There’s many other things going on in Intospection Tower that ultimately doesn’t amount to a substantial part of the plot, but that is because Shimizu’s interests seem to lie in capturing little grains of truth from as many characters as possible, rather than focusing on any clear protagonist. One can argue that Tami is the main character as she is somewhat of a launching pad for the film’s drama, but then, it can also be argued that the teachers are the main characters because their logic is (obviously) much more rational than the children’s. The ongoing plots greatly underscore Shimizu’s occasional playful and even though this film itself isn’t a masterpiece, I do wish Shimizu would have done more “vignette” driven films.

It is probably a bit repetitive to mention that, once again, Shimizu has an amazing sense of confidence handling the camera. With the exception of the inevitable fades, this about as perfect as any film could be on a technical level. Considering the wide and open landscapes he was working with, it is great to see Shimizu avoid many close-ups. When we do see character’s faces, we really see their faces. Perhaps some see the long static shots from far away awkwardly clashing with the ridiculous close-ups, but the transition between the two is handled so gracefully under Shimizu’s direction. In other words, this is another pitch-perfect example of his filmmaking talents, but the narrative isn’t quite up to Shimizu’s usual amount of observation, heartbreak, and poignancy.

Escape from Japan (1964)

22 07 2008

I wasn’t prepared for what is essentially, an outright “gangster” movie.

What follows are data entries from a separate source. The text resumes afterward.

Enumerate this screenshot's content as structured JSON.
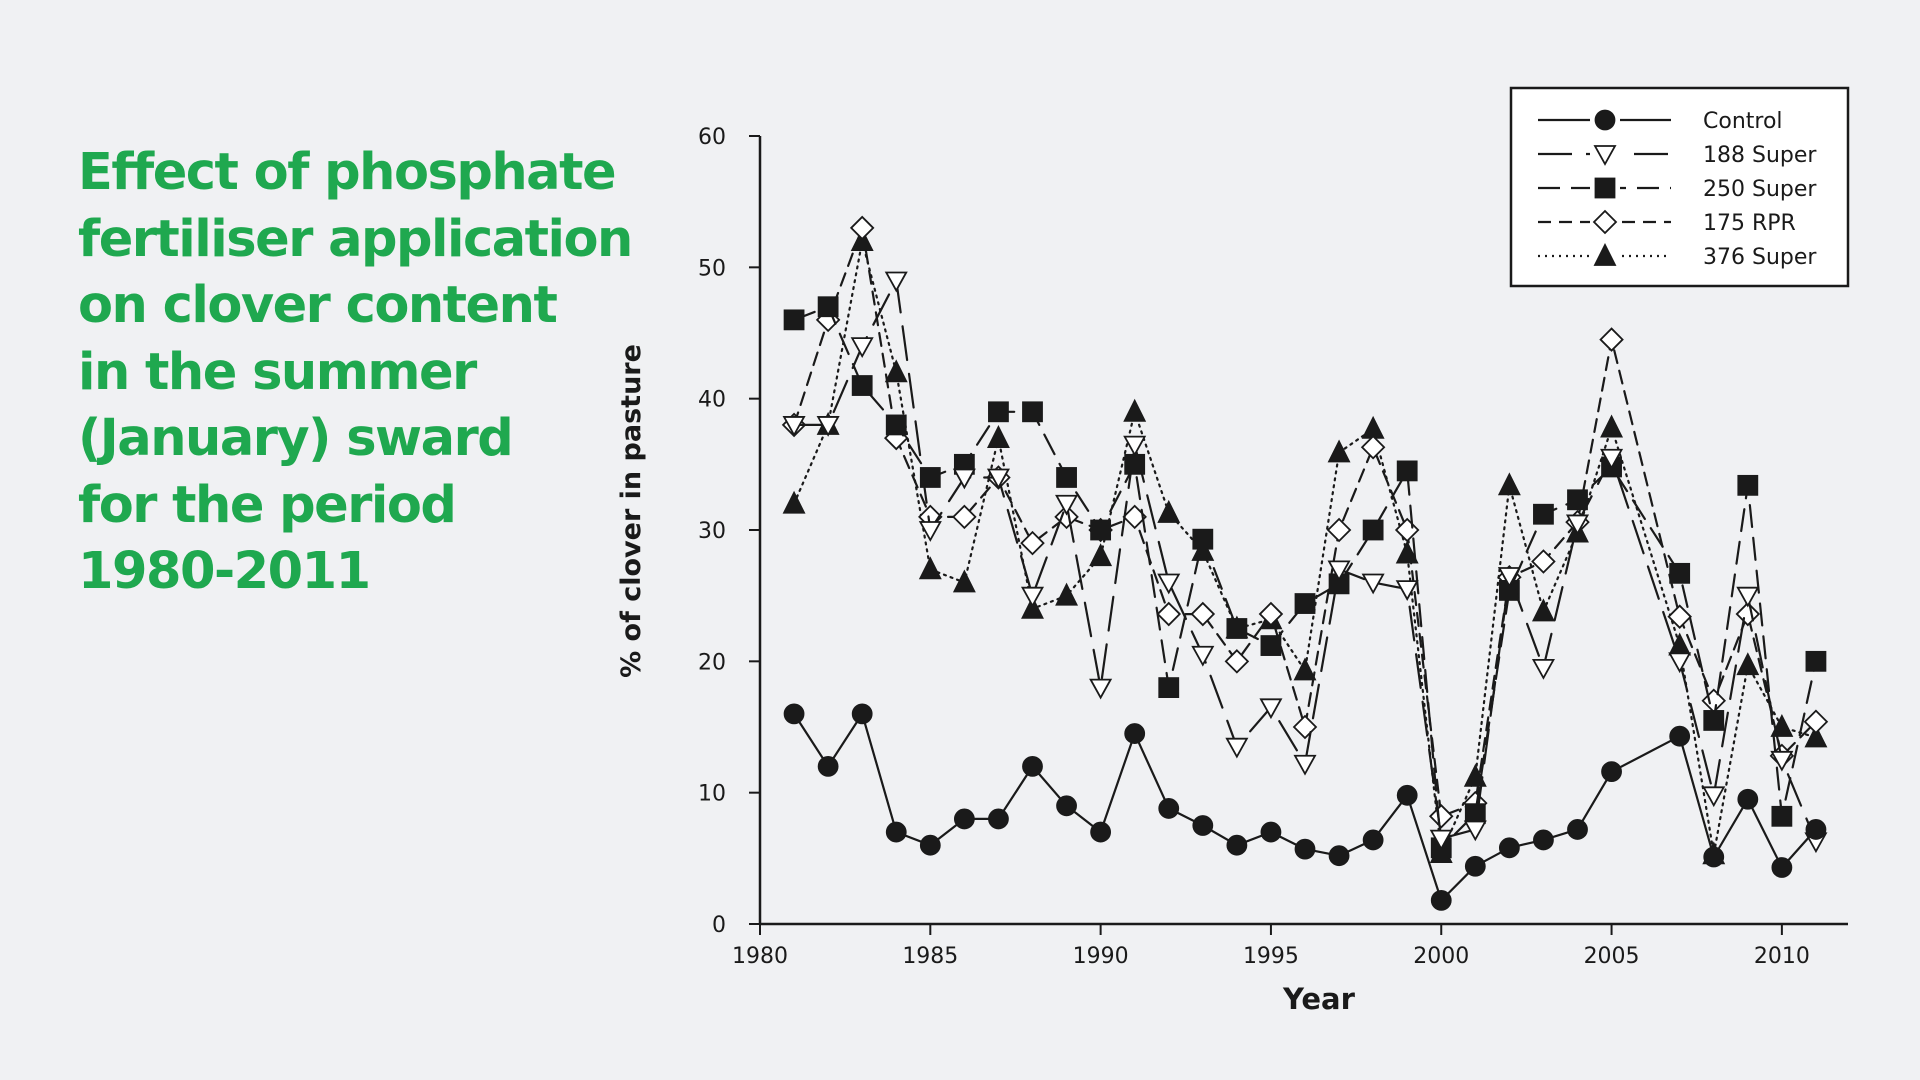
{
  "title_lines": [
    "Effect of phosphate",
    "fertiliser application",
    "on clover content",
    "in the summer",
    "(January) sward",
    "for the period",
    "1980-2011"
  ],
  "colors": {
    "background": "#f0f1f3",
    "title": "#1fa84f",
    "ink": "#1a1a1a"
  },
  "chart_data": {
    "type": "line",
    "title": "",
    "xlabel": "Year",
    "ylabel": "% of clover in pasture",
    "xlim": [
      1980,
      2012
    ],
    "ylim": [
      0,
      60
    ],
    "xticks": [
      1980,
      1985,
      1990,
      1995,
      2000,
      2005,
      2010
    ],
    "yticks": [
      0,
      10,
      20,
      30,
      40,
      50,
      60
    ],
    "grid": false,
    "legend_position": "top-right",
    "series": [
      {
        "name": "Control",
        "marker": "circle-filled",
        "line": "solid",
        "points": [
          [
            1981,
            16
          ],
          [
            1982,
            12
          ],
          [
            1983,
            16
          ],
          [
            1984,
            7
          ],
          [
            1985,
            6
          ],
          [
            1986,
            8
          ],
          [
            1987,
            8
          ],
          [
            1988,
            12
          ],
          [
            1989,
            9
          ],
          [
            1990,
            7
          ],
          [
            1991,
            14.5
          ],
          [
            1992,
            8.8
          ],
          [
            1993,
            7.5
          ],
          [
            1994,
            6
          ],
          [
            1995,
            7
          ],
          [
            1996,
            5.7
          ],
          [
            1997,
            5.2
          ],
          [
            1998,
            6.4
          ],
          [
            1999,
            9.8
          ],
          [
            2000,
            1.8
          ],
          [
            2001,
            4.4
          ],
          [
            2002,
            5.8
          ],
          [
            2003,
            6.4
          ],
          [
            2004,
            7.2
          ],
          [
            2005,
            11.6
          ],
          [
            2007,
            14.3
          ],
          [
            2008,
            5.1
          ],
          [
            2009,
            9.5
          ],
          [
            2010,
            4.3
          ],
          [
            2011,
            7.2
          ]
        ]
      },
      {
        "name": "188 Super",
        "marker": "triangle-down-open",
        "line": "long-dash",
        "points": [
          [
            1981,
            38
          ],
          [
            1982,
            38
          ],
          [
            1983,
            44
          ],
          [
            1984,
            49
          ],
          [
            1985,
            30
          ],
          [
            1986,
            34
          ],
          [
            1987,
            34
          ],
          [
            1988,
            25
          ],
          [
            1989,
            32
          ],
          [
            1990,
            18
          ],
          [
            1991,
            36.5
          ],
          [
            1992,
            26
          ],
          [
            1993,
            20.5
          ],
          [
            1994,
            13.5
          ],
          [
            1995,
            16.5
          ],
          [
            1996,
            12.2
          ],
          [
            1997,
            27
          ],
          [
            1998,
            26
          ],
          [
            1999,
            25.5
          ],
          [
            2000,
            6.5
          ],
          [
            2001,
            7.2
          ],
          [
            2002,
            26.5
          ],
          [
            2003,
            19.5
          ],
          [
            2004,
            30.5
          ],
          [
            2005,
            35.5
          ],
          [
            2007,
            20
          ],
          [
            2008,
            9.8
          ],
          [
            2009,
            25
          ],
          [
            2010,
            12.5
          ],
          [
            2011,
            6.3
          ]
        ]
      },
      {
        "name": "250 Super",
        "marker": "square-filled",
        "line": "dash",
        "points": [
          [
            1981,
            46
          ],
          [
            1982,
            47
          ],
          [
            1983,
            41
          ],
          [
            1984,
            38
          ],
          [
            1985,
            34
          ],
          [
            1986,
            35
          ],
          [
            1987,
            39
          ],
          [
            1988,
            39
          ],
          [
            1989,
            34
          ],
          [
            1990,
            30
          ],
          [
            1991,
            35
          ],
          [
            1992,
            18
          ],
          [
            1993,
            29.3
          ],
          [
            1994,
            22.5
          ],
          [
            1995,
            21.2
          ],
          [
            1996,
            24.4
          ],
          [
            1997,
            25.9
          ],
          [
            1998,
            30
          ],
          [
            1999,
            34.5
          ],
          [
            2000,
            5.8
          ],
          [
            2001,
            8.4
          ],
          [
            2002,
            25.4
          ],
          [
            2003,
            31.2
          ],
          [
            2004,
            32.3
          ],
          [
            2005,
            34.8
          ],
          [
            2007,
            26.7
          ],
          [
            2008,
            15.5
          ],
          [
            2009,
            33.4
          ],
          [
            2010,
            8.2
          ],
          [
            2011,
            20
          ]
        ]
      },
      {
        "name": "175 RPR",
        "marker": "diamond-open",
        "line": "short-dash",
        "points": [
          [
            1981,
            38
          ],
          [
            1982,
            46
          ],
          [
            1983,
            53
          ],
          [
            1984,
            37
          ],
          [
            1985,
            31
          ],
          [
            1986,
            31
          ],
          [
            1987,
            34
          ],
          [
            1988,
            29
          ],
          [
            1989,
            31
          ],
          [
            1990,
            30
          ],
          [
            1991,
            31
          ],
          [
            1992,
            23.6
          ],
          [
            1993,
            23.6
          ],
          [
            1994,
            20
          ],
          [
            1995,
            23.6
          ],
          [
            1996,
            15
          ],
          [
            1997,
            30
          ],
          [
            1998,
            36.3
          ],
          [
            1999,
            30
          ],
          [
            2000,
            8.2
          ],
          [
            2001,
            9.2
          ],
          [
            2002,
            26.4
          ],
          [
            2003,
            27.6
          ],
          [
            2004,
            30.6
          ],
          [
            2005,
            44.5
          ],
          [
            2007,
            23.4
          ],
          [
            2008,
            17
          ],
          [
            2009,
            23.6
          ],
          [
            2010,
            12.8
          ],
          [
            2011,
            15.4
          ]
        ]
      },
      {
        "name": "376 Super",
        "marker": "triangle-up-filled",
        "line": "dotted",
        "points": [
          [
            1981,
            32
          ],
          [
            1982,
            38
          ],
          [
            1983,
            52
          ],
          [
            1984,
            42
          ],
          [
            1985,
            27
          ],
          [
            1986,
            26
          ],
          [
            1987,
            37
          ],
          [
            1988,
            24
          ],
          [
            1989,
            25
          ],
          [
            1990,
            28
          ],
          [
            1991,
            39
          ],
          [
            1992,
            31.3
          ],
          [
            1993,
            28.4
          ],
          [
            1994,
            22.5
          ],
          [
            1995,
            23.2
          ],
          [
            1996,
            19.3
          ],
          [
            1997,
            35.9
          ],
          [
            1998,
            37.7
          ],
          [
            1999,
            28.2
          ],
          [
            2000,
            5.4
          ],
          [
            2001,
            11.2
          ],
          [
            2002,
            33.4
          ],
          [
            2003,
            23.8
          ],
          [
            2004,
            29.8
          ],
          [
            2005,
            37.8
          ],
          [
            2007,
            21.2
          ],
          [
            2008,
            5.3
          ],
          [
            2009,
            19.7
          ],
          [
            2010,
            15
          ],
          [
            2011,
            14.2
          ]
        ]
      }
    ]
  }
}
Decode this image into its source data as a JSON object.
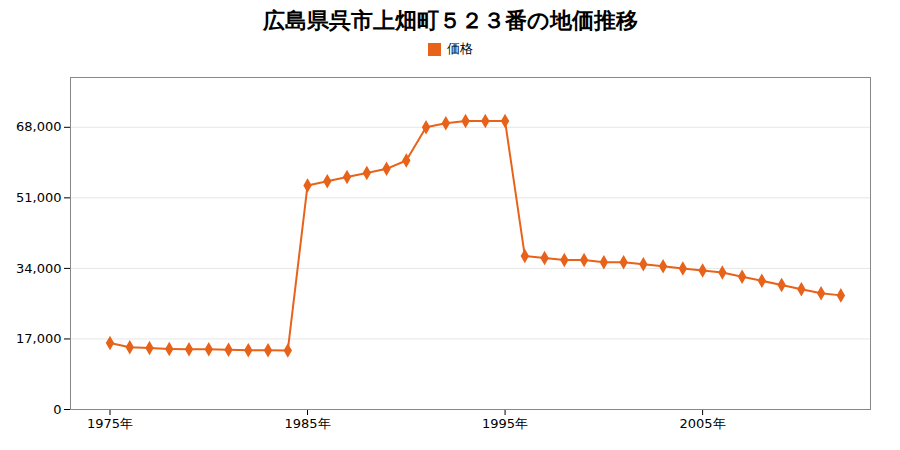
{
  "chart_data": {
    "type": "line",
    "title": "広島県呉市上畑町５２３番の地価推移",
    "x": [
      1975,
      1976,
      1977,
      1978,
      1979,
      1980,
      1981,
      1982,
      1983,
      1984,
      1985,
      1986,
      1987,
      1988,
      1989,
      1990,
      1991,
      1992,
      1993,
      1994,
      1995,
      1996,
      1997,
      1998,
      1999,
      2000,
      2001,
      2002,
      2003,
      2004,
      2005,
      2006,
      2007,
      2008,
      2009,
      2010,
      2011,
      2012
    ],
    "series": [
      {
        "name": "価格",
        "color": "#E8621A",
        "marker": "diamond",
        "values": [
          16000,
          15000,
          14800,
          14600,
          14500,
          14500,
          14400,
          14300,
          14300,
          14200,
          54000,
          55000,
          56000,
          57000,
          58000,
          60000,
          68000,
          69000,
          69500,
          69500,
          69500,
          37000,
          36500,
          36000,
          36000,
          35500,
          35500,
          35000,
          34500,
          34000,
          33500,
          33000,
          32000,
          31000,
          30000,
          29000,
          28000,
          27500
        ]
      }
    ],
    "xlim": [
      1973,
      2013.5
    ],
    "xticks": [
      {
        "value": 1975,
        "label": "1975年"
      },
      {
        "value": 1985,
        "label": "1985年"
      },
      {
        "value": 1995,
        "label": "1995年"
      },
      {
        "value": 2005,
        "label": "2005年"
      }
    ],
    "ylim": [
      0,
      80000
    ],
    "yticks": [
      0,
      {
        "value": 17000,
        "label": "17,000"
      },
      {
        "value": 34000,
        "label": "34,000"
      },
      {
        "value": 51000,
        "label": "51,000"
      },
      {
        "value": 68000,
        "label": "68,000"
      }
    ],
    "grid": "y",
    "legend": "top"
  }
}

This plays out more like a Seijun Suzuki film than anything else I’ve seen from Yoshida or any other J-new wave director. Then again, even Suzuki was a bit more emotionally reserved of a director than Yoshida was here. What starts out like an update of Good-for-Nothing turns into an extremely woeful action film that then proceeds to indulge in some “runaway lovers” elements. Needless to say, the whole thing is a bit of a mess and not very reflective of Yoshida’s potential. It is still enjoyable to watch, if only as a technical exercise, but even then it is fairly unremarkable.

A group of crime-ridden young adults devise a plan to rob the Turkish bath that one of their friends works at. The plan, as one can predict, does not go as the group plans it and they begin to sort through all the problems. Eventually, two of the people involved in the heist, Yasue and Tatsuo form a romantic bond. The lovers on the run then set forth their plan to “escape from Japan” to the freedom of America, which they’ve greatly idealized.

There are a few positive traits here, aside from Yoshida’s expected technical excellence. Perhaps the single most interesting aspect of the narrative is the fact that the protagonist turns out to be the slightly annoying and extremely stupid (seemingly) comic-relief guy. A clever and daring choice on Yoshida’s part, but probably the only remotely subversive aspect of an otherwise pulpy narrative. The whole post-heist sequence in the gang’s “hideout” has a lot of potential, despite unavoidable shades of Reservoir Dogs, but eventually comes out as being far too dramatic.

There’s literally, a sequence here in which every character seems to screaming, which is not only extremely annoying, it also doesn’t make any sense. Yasue is being rapped, her screams are understandable, but everybody else? Did they forget that they’re hiding from the police? Wouldn’t yelling be the single most unwise thing to do? It’s a bad enough that the film never really amounts to anything more than just a well-executed action movie, but it is even worse when there’s MST3K-worthy gaps in logic like the one I mentioned above. Not a terrible movie, I guess, but it is bizarre and upsetting to think that this the same guy who was capable of making a film as great as The Affair.